Старший из двух констеблей достал блокнот:

– Сэр Денис Энсон и мистер Уильям Митчелл.

– Как это случилось?

– Энсон спрыгнул с корабля.

– В Темзу?

Это казалось полной нелепостью.

– Второй пропавший, Митчелл, нырнул в воду, чтобы его спасти, но сам угодил в неприятности. Это был один из приглашенных музыкантов. Третий джентльмен, мистер Бен-кен-дорф, – произнес он с легким подозрением в голосе и ткнул большим пальцем в сторону молодого человека, который сидел на ступеньках, опустив голову и закутавшись в плед, – тоже бросился на помощь, но к тому времени они оба скрылись под водой.

Димер сделал пометки в блокноте:

– Где именно это произошло?

– У моста Баттерси. Они уже возвращались с прогулки.

– Когда?

– Около трех часов ночи.

– Тела обнаружили?

– Речная полиция Челси их все еще ищет.

Димер поднял взгляд на констебля:

– Значит, какая-то надежда еще есть?

– Нет. Капитан парохода Уильям Уайт говорит, что был сильный отлив. Их искали целый час, пока не сдались. Я считаю, их можно отпустить. Нет здесь ничего такого, на чем вы могли бы отточить зубы, сержант.

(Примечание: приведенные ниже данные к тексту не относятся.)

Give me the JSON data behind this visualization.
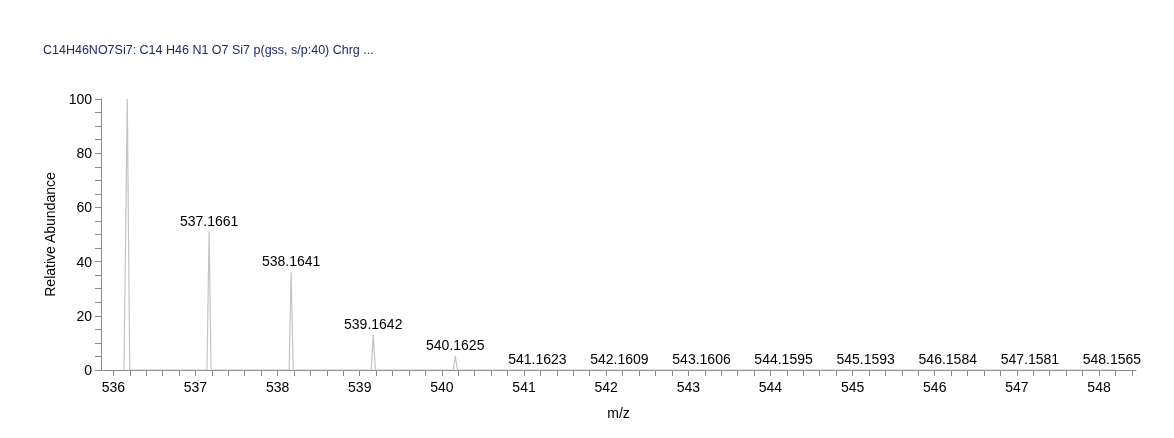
{
  "chart_data": {
    "type": "line",
    "title": "C14H46NO7Si7: C14 H46 N1 O7 Si7 p(gss, s/p:40) Chrg ...",
    "xlabel": "m/z",
    "ylabel": "Relative Abundance",
    "x": [
      536.13,
      536.17,
      536.2,
      537.14,
      537.1661,
      537.19,
      538.14,
      538.1641,
      538.19,
      539.14,
      539.1642,
      539.19,
      540.14,
      540.1625,
      540.19,
      541.14,
      541.1623,
      541.19,
      542.14,
      542.1609,
      542.19,
      543.14,
      543.1606,
      543.19,
      544.14,
      544.1595,
      544.19,
      545.14,
      545.1593,
      545.19,
      546.14,
      546.1584,
      546.19,
      547.14,
      547.1581,
      547.19,
      548.14,
      548.1565,
      548.19
    ],
    "values": [
      0,
      100,
      0,
      0,
      51,
      0,
      0,
      36,
      0,
      0,
      13,
      0,
      0,
      5,
      0,
      0,
      0,
      0,
      0,
      0,
      0,
      0,
      0,
      0,
      0,
      0,
      0,
      0,
      0,
      0,
      0,
      0,
      0,
      0,
      0,
      0,
      0,
      0,
      0
    ],
    "annotations": [
      {
        "text": "537.1661",
        "x": 537.1661,
        "y": 51
      },
      {
        "text": "538.1641",
        "x": 538.1641,
        "y": 36
      },
      {
        "text": "539.1642",
        "x": 539.1642,
        "y": 13
      },
      {
        "text": "540.1625",
        "x": 540.1625,
        "y": 5
      },
      {
        "text": "541.1623",
        "x": 541.1623,
        "y": 0
      },
      {
        "text": "542.1609",
        "x": 542.1609,
        "y": 0
      },
      {
        "text": "543.1606",
        "x": 543.1606,
        "y": 0
      },
      {
        "text": "544.1595",
        "x": 544.1595,
        "y": 0
      },
      {
        "text": "545.1593",
        "x": 545.1593,
        "y": 0
      },
      {
        "text": "546.1584",
        "x": 546.1584,
        "y": 0
      },
      {
        "text": "547.1581",
        "x": 547.1581,
        "y": 0
      },
      {
        "text": "548.1565",
        "x": 548.1565,
        "y": 0
      }
    ],
    "color": "#c4c4c4",
    "marker": "none",
    "xlim": [
      535.85,
      548.45
    ],
    "ylim": [
      0,
      100
    ],
    "xticks": [
      536,
      {
        "value": 536.2,
        "label": null
      },
      {
        "value": 536.4,
        "label": null
      },
      {
        "value": 536.6,
        "label": null
      },
      {
        "value": 536.8,
        "label": null
      },
      537,
      {
        "value": 537.2,
        "label": null
      },
      {
        "value": 537.4,
        "label": null
      },
      {
        "value": 537.6,
        "label": null
      },
      {
        "value": 537.8,
        "label": null
      },
      538,
      {
        "value": 538.2,
        "label": null
      },
      {
        "value": 538.4,
        "label": null
      },
      {
        "value": 538.6,
        "label": null
      },
      {
        "value": 538.8,
        "label": null
      },
      539,
      {
        "value": 539.2,
        "label": null
      },
      {
        "value": 539.4,
        "label": null
      },
      {
        "value": 539.6,
        "label": null
      },
      {
        "value": 539.8,
        "label": null
      },
      540,
      {
        "value": 540.2,
        "label": null
      },
      {
        "value": 540.4,
        "label": null
      },
      {
        "value": 540.6,
        "label": null
      },
      {
        "value": 540.8,
        "label": null
      },
      541,
      {
        "value": 541.2,
        "label": null
      },
      {
        "value": 541.4,
        "label": null
      },
      {
        "value": 541.6,
        "label": null
      },
      {
        "value": 541.8,
        "label": null
      },
      542,
      {
        "value": 542.2,
        "label": null
      },
      {
        "value": 542.4,
        "label": null
      },
      {
        "value": 542.6,
        "label": null
      },
      {
        "value": 542.8,
        "label": null
      },
      543,
      {
        "value": 543.2,
        "label": null
      },
      {
        "value": 543.4,
        "label": null
      },
      {
        "value": 543.6,
        "label": null
      },
      {
        "value": 543.8,
        "label": null
      },
      544,
      {
        "value": 544.2,
        "label": null
      },
      {
        "value": 544.4,
        "label": null
      },
      {
        "value": 544.6,
        "label": null
      },
      {
        "value": 544.8,
        "label": null
      },
      545,
      {
        "value": 545.2,
        "label": null
      },
      {
        "value": 545.4,
        "label": null
      },
      {
        "value": 545.6,
        "label": null
      },
      {
        "value": 545.8,
        "label": null
      },
      546,
      {
        "value": 546.2,
        "label": null
      },
      {
        "value": 546.4,
        "label": null
      },
      {
        "value": 546.6,
        "label": null
      },
      {
        "value": 546.8,
        "label": null
      },
      547,
      {
        "value": 547.2,
        "label": null
      },
      {
        "value": 547.4,
        "label": null
      },
      {
        "value": 547.6,
        "label": null
      },
      {
        "value": 547.8,
        "label": null
      },
      548,
      {
        "value": 548.2,
        "label": null
      },
      {
        "value": 548.4,
        "label": null
      }
    ],
    "yticks": [
      0,
      {
        "value": 5,
        "label": null
      },
      {
        "value": 10,
        "label": null
      },
      {
        "value": 15,
        "label": null
      },
      20,
      {
        "value": 25,
        "label": null
      },
      {
        "value": 30,
        "label": null
      },
      {
        "value": 35,
        "label": null
      },
      40,
      {
        "value": 45,
        "label": null
      },
      {
        "value": 50,
        "label": null
      },
      {
        "value": 55,
        "label": null
      },
      60,
      {
        "value": 65,
        "label": null
      },
      {
        "value": 70,
        "label": null
      },
      {
        "value": 75,
        "label": null
      },
      80,
      {
        "value": 85,
        "label": null
      },
      {
        "value": 90,
        "label": null
      },
      {
        "value": 95,
        "label": null
      },
      100
    ]
  }
}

Второй констебль ухмыльнулся.

– Вы взяли показания свидетелей, находившихся на борту?

– Более или менее. Не все видели, что случилось… а те, кто видел, говорят одно и то же.

– Мне понадобятся ваши записи. Подождите здесь. – Димер подошел к Бенкендорфу и сел на корточки перед ним. – С вами все в порядке, сэр? Я из полиции. Вам нужна медицинская помощь?

Русский поднял голову. По его бледному лицу тянулись темные полосы – может быть, мазут? От него пахло сточной водой.

– Нет, я просто устал, только и всего.

– Вы поступили очень смело, сэр.

Он покачал головой:

– Нет, это музыкант был смелым. А я даже близко к ним не подобрался. Никогда раньше не сталкивался с таким отливом… как будто сам дьявол вцепился мне в ноги и тянул под воду…

– Вам нужно снять мокрую одежду и отправиться домой спать. Мы вас больше не задерживаем. Кто здесь мистер Асквит?

Бенкендорф повел головой в сторону человека, который растянулся во весь рост на причале, скрестив ноги, сложив руки на груди и надвинув цилиндр на глаза. Вероятно, он спал.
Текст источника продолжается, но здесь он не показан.